Jan 2014 – Dec 2014
Mining and Analysis Social Media Data to Identify and Monitor Adverse Drug Reactions (ADRs)
Pharmacovigilance is the science of detection, assessment, understanding and prevention of adverse effects of medicine. Adverse Drug Reactions (ADRs) is defined by the World Health Organization (WHO) as “Unintended, harmful reaction suspected to have been caused by a drug under normal conditions of usage”
Main source of ADR detection are clinical trials, after which post-marketing surveillance is used to monitor performance and ADRs . Drugs go through rigorous clinical trials before they are released to the market. These clinical trials are however not very reliable because they focus mainly short term safety and efficacy, and the inclusion/ exclusion criteria of clinical trials makes it focused on a limited number of subjects.

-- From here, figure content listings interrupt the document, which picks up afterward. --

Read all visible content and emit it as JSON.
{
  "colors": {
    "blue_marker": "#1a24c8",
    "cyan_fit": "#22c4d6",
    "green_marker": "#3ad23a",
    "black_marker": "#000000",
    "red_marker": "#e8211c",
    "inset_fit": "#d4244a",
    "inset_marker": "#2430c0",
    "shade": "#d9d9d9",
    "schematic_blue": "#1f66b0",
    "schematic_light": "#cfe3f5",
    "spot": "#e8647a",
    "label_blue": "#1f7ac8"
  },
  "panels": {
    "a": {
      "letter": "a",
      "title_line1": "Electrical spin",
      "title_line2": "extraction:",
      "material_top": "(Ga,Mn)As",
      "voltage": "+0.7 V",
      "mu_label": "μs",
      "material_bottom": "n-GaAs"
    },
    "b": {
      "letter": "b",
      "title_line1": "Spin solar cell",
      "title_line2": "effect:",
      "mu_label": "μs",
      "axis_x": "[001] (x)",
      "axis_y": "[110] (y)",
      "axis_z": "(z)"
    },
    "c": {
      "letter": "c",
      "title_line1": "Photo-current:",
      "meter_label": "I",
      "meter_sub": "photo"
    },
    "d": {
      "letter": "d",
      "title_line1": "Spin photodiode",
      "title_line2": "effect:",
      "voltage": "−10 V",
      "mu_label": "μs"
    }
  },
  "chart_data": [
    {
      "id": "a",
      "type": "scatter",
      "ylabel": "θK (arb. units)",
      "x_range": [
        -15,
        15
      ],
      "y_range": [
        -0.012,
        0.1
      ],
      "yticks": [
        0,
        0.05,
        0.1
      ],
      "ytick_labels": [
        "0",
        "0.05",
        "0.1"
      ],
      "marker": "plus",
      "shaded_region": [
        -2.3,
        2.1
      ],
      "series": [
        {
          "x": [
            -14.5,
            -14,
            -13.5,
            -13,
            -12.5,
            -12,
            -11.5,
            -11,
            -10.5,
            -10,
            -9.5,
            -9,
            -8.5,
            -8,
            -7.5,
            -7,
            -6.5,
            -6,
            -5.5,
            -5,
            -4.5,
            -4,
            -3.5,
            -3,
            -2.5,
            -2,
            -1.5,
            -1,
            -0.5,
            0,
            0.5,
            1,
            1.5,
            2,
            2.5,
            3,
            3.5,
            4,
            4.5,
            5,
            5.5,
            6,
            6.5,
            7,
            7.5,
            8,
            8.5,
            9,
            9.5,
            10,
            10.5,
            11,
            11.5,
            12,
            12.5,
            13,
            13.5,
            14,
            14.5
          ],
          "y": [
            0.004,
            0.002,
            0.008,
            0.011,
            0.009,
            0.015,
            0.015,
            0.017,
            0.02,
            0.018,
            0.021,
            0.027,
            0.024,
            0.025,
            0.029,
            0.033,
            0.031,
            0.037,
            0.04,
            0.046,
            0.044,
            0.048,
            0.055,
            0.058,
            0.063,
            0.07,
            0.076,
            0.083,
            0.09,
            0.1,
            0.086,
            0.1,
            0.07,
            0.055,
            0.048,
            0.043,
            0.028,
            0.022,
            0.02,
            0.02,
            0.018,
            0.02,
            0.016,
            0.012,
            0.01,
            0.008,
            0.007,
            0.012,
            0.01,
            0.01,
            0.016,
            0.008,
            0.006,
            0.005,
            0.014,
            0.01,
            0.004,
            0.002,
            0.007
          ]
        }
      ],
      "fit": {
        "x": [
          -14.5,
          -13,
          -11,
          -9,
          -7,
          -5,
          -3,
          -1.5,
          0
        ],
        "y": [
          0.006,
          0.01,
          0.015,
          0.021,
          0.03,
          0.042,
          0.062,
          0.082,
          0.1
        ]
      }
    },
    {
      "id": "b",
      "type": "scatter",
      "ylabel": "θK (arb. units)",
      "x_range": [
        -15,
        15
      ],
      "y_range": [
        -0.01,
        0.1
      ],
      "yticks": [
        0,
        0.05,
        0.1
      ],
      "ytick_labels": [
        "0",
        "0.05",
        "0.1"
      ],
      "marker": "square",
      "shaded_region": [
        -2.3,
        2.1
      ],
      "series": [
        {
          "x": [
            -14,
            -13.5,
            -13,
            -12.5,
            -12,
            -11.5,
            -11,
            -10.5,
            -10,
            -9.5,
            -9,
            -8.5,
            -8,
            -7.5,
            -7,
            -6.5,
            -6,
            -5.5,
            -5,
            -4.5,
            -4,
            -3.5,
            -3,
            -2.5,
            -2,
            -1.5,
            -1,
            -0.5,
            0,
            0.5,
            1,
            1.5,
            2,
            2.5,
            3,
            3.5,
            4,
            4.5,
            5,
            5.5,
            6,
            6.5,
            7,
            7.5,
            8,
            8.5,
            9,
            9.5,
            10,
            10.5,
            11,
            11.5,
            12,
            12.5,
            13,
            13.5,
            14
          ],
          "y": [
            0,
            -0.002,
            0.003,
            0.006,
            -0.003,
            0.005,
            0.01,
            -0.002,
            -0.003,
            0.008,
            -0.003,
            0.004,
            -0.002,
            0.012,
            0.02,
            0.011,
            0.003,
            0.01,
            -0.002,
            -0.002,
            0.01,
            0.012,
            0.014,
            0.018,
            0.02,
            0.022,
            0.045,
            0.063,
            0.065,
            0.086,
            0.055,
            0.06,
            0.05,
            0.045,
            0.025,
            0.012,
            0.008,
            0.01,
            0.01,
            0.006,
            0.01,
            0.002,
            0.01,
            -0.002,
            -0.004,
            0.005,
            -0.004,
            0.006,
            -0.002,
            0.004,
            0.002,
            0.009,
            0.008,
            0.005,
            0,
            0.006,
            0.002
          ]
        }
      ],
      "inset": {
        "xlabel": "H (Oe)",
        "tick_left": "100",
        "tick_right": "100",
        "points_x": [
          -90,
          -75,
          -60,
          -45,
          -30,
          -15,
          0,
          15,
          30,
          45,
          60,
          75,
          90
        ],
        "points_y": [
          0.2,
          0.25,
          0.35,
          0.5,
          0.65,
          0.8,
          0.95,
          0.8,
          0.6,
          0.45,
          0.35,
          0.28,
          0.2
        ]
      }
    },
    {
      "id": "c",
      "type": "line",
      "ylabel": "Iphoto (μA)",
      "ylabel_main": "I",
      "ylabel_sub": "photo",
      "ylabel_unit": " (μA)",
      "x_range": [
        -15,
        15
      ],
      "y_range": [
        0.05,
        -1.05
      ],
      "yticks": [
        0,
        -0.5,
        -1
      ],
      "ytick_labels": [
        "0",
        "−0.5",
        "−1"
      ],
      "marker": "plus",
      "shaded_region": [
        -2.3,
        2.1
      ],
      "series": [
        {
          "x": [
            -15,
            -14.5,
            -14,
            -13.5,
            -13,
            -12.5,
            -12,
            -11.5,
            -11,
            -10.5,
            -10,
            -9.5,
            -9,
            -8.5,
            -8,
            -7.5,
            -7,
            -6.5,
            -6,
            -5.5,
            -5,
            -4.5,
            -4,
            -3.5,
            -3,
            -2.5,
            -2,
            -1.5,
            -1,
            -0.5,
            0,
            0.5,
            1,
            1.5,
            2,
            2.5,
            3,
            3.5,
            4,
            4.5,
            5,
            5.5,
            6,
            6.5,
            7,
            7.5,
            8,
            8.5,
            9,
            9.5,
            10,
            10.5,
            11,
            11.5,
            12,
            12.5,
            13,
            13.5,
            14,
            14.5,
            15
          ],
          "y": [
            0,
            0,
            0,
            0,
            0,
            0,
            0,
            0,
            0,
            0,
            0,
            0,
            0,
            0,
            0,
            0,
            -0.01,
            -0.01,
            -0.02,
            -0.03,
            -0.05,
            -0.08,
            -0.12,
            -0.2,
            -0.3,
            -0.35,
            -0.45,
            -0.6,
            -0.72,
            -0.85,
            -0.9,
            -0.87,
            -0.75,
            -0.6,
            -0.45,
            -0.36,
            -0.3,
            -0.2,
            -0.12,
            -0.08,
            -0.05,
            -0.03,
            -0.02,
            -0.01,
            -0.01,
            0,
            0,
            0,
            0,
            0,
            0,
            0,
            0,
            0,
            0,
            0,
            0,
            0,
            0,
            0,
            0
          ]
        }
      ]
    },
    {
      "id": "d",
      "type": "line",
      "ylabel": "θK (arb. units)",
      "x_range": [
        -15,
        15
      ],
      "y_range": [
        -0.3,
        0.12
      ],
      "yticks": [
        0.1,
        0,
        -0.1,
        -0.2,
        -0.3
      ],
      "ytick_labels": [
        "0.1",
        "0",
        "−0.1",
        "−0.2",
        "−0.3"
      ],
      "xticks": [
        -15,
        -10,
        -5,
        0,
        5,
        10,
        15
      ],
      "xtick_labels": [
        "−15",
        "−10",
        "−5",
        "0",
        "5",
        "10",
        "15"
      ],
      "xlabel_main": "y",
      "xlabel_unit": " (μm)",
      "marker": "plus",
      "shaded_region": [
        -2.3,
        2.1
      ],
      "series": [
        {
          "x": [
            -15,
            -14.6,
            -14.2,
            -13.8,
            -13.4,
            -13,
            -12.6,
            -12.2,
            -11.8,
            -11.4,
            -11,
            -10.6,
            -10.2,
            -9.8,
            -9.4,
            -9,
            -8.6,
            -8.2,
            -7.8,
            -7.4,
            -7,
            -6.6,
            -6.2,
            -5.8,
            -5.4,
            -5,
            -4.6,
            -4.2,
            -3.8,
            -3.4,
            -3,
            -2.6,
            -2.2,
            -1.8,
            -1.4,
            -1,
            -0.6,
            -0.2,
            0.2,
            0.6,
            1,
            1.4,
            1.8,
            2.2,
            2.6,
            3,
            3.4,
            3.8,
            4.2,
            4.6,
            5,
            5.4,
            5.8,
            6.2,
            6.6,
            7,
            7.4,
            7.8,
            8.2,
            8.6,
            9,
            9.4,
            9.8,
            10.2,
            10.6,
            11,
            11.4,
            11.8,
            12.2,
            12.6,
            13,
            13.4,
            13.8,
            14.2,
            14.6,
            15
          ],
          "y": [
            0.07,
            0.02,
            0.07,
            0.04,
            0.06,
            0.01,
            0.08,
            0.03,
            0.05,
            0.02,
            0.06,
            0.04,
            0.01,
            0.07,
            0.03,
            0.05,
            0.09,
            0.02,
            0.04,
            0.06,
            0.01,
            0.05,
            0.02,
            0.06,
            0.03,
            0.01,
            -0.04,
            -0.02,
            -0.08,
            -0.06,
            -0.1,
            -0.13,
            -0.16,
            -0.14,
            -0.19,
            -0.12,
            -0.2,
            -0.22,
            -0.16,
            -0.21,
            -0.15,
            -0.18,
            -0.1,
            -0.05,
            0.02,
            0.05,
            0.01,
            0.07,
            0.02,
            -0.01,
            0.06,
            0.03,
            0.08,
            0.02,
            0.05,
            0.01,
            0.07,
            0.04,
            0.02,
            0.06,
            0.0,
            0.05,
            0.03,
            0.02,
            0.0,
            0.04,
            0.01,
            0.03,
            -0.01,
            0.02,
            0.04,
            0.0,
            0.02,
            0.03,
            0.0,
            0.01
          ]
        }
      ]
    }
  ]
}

Identifying ADRs play vital role as they could be life threatening and have a major cause of deaths in developed countries like USA and UK. Early detection of ADRS is therefore beneficial. Unfortunately, more than half of severe ADRs are not identified until 7yrs or more after drug has been FDA approved.
We used With Natural Language Processing (NLP) techniques to analyze this data by identifying some biomedical entities, establishing the relations between these entities and the events that are associated with them.
Our analysis shows that Social Media platforms especially Twitter are promising sources of real time data for pharmacovigilance because it is publicly available, there is great volume of data and it is frequently updated by users. This data however remains very noisy and needs lots of effort for cleaning up. Extracting relations between drugs and ADRs can improve pharmacovigilance as it will help in indexing, searching precise data and makes information tracing faster.